Comparing costs per gallon retained
Soil amendment is one of the least expensive ways to collect and manage stormwater
“Manage water where it falls.”
This sound advice is the foundation of the Milwaukee Metropolitan Sewerage District’s Regional Green Infrastructure Plan, a program that identified soil amendment as one of the least expensive ways to manage stormwater. At 28 cents per gallon, improving soil is second only to native plantings in lowest cost per gallon retained.
Green roofs? $4.72 per gallon. Those fancy-schmancy deep storage tunnels? $2.42 per gallon.
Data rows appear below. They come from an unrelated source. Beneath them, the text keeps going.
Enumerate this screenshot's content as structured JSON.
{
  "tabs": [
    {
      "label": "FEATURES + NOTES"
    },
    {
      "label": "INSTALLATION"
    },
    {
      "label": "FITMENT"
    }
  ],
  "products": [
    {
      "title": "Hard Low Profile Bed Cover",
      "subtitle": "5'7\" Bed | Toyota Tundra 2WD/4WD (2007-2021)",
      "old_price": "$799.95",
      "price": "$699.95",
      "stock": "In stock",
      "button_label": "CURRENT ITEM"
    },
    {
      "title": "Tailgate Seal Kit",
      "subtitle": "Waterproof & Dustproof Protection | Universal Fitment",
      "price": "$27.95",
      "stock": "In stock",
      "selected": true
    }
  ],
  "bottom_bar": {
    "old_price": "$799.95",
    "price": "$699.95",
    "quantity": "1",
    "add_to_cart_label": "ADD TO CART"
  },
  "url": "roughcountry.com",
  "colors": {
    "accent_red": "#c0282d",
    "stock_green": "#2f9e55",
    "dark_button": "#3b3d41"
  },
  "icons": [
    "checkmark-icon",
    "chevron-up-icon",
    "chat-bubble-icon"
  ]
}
At $1.59 per gallon, even pretty little rain gardens cost more than five times that of simple soil amendment.
Milwaukee is not alone in promoting soil amendment as a first line of defense for stormwater management. For example:
- Denver and Greenley, Colorado, require compost use for new landscaping, as does Leander, Texas.
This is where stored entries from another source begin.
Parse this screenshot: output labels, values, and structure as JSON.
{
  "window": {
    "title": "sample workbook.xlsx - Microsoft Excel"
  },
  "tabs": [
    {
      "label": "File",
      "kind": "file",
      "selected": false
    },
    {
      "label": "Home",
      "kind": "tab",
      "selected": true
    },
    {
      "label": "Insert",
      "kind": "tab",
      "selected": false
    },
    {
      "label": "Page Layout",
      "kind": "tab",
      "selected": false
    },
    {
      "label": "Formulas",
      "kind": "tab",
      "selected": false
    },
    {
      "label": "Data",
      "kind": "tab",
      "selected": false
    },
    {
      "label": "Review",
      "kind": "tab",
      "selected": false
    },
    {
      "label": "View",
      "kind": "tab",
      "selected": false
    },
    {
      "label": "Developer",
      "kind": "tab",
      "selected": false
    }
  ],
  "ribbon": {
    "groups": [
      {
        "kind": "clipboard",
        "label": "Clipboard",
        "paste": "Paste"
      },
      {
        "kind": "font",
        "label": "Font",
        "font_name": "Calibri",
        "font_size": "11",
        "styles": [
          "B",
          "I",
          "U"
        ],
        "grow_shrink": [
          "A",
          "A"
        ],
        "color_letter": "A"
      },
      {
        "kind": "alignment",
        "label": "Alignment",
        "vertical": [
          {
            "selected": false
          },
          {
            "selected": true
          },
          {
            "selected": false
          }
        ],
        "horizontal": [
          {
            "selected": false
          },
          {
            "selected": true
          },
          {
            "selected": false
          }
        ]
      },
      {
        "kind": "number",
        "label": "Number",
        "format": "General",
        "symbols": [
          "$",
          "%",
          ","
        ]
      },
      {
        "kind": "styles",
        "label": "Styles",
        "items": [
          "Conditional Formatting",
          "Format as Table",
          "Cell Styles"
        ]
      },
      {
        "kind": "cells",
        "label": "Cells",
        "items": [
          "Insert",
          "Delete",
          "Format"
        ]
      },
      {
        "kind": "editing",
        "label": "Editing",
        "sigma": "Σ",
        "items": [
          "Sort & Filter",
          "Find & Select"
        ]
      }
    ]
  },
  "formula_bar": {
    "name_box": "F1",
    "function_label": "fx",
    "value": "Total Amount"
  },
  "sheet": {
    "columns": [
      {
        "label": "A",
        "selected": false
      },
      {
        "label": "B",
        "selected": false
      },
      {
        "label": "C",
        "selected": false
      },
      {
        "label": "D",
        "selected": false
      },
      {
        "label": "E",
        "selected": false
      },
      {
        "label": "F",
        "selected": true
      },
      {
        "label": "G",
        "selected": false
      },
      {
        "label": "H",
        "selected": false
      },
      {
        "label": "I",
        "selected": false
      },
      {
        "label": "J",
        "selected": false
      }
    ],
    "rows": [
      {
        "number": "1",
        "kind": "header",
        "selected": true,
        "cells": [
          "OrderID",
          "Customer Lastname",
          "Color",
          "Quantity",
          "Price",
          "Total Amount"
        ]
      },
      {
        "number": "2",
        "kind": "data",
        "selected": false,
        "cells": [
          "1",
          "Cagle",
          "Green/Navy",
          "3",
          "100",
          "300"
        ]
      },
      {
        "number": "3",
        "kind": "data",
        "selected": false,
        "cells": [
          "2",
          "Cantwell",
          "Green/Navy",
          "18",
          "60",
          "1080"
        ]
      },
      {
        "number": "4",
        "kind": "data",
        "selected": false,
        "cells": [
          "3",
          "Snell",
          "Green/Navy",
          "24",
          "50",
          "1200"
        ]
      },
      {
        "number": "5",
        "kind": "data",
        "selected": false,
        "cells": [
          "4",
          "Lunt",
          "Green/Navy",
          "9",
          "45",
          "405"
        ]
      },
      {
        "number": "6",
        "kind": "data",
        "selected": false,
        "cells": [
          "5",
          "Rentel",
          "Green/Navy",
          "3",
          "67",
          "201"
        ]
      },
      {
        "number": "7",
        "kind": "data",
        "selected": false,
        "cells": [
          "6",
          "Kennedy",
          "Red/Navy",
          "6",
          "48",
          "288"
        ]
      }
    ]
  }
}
- Some state Departments of Transportation (DOTs) now routinely specify compost. A few years ago, the Texas DOT said it was the largest single market for compost in the U.S.
In an urban environment, opportunities for soil amendment abound. City parks, athletic fields, planters, urban lawns, highway medians and easements, foundation backfill – anywhere there’s soil, there’s opportunity for inexpensive water retention.
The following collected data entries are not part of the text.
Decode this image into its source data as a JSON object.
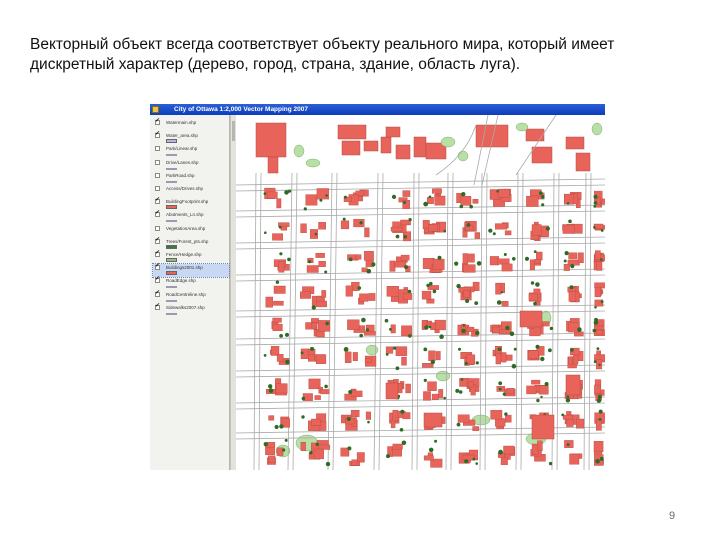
{
  "caption": {
    "line1": "Векторный объект всегда соответствует объекту реального мира, который имеет",
    "line2": "дискретный характер (дерево, город, страна, здание, область луга)."
  },
  "window": {
    "title": "City of Ottawa 1:2,000 Vector Mapping 2007"
  },
  "toc": {
    "layers": [
      {
        "name": "Watermain.shp",
        "checked": true,
        "symbol": "none"
      },
      {
        "name": "Water_area.shp",
        "checked": true,
        "symbol": "fill"
      },
      {
        "name": "Park/Linear.shp",
        "checked": false,
        "symbol": "line"
      },
      {
        "name": "Drive/Lanes.shp",
        "checked": false,
        "symbol": "line"
      },
      {
        "name": "ParkRoad.shp",
        "checked": false,
        "symbol": "line"
      },
      {
        "name": "Access/Drives.shp",
        "checked": false,
        "symbol": "none"
      },
      {
        "name": "BuildingFootprint.shp",
        "checked": true,
        "symbol": "fill"
      },
      {
        "name": "Abutments_Ln.shp",
        "checked": true,
        "symbol": "line"
      },
      {
        "name": "VegetationArea.shp",
        "checked": false,
        "symbol": "none"
      },
      {
        "name": "Trees/Forest_pts.shp",
        "checked": true,
        "symbol": "fill"
      },
      {
        "name": "Fence/Hedge.shp",
        "checked": true,
        "symbol": "fill"
      },
      {
        "name": "Buildings2001.shp",
        "checked": true,
        "symbol": "fill",
        "selected": true
      },
      {
        "name": "RoadEdge.shp",
        "checked": true,
        "symbol": "line"
      },
      {
        "name": "RoadCentreline.shp",
        "checked": true,
        "symbol": "line"
      },
      {
        "name": "Sidewalks2007.shp",
        "checked": true,
        "symbol": "line"
      }
    ]
  },
  "map": {
    "colors": {
      "background": "#ffffff",
      "road_edge": "#aaaaaa",
      "building": "#e8645a",
      "building_stroke": "#b34a42",
      "vegetation": "#b8e0a6",
      "vegetation_stroke": "#7cae6a",
      "tree": "#2f6b26"
    }
  },
  "page_number": "9"
}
Every 1 percent increase in soil organic matter (SOM) content adds an additional 16,000 gallons of water-holding capacity per acre foot. A site managed to maintain soil organic matter at only 2 percent can hold all the water of a typical rain event (1 inch or less), which is 27,154 gallons per acre.
In fact, at 5 percent SOM, the soil can retain the water equivalent of nearly 3-inches of rainfall. In some regions, this equals 95 percent of all storm events.
Soil amendment may not solve all rainfall issues, especially in downtown areas. But managing water where it falls can be the most sensible, efficient, environmentally- and economically-prudent strategy for “first line of defense” stormwater management.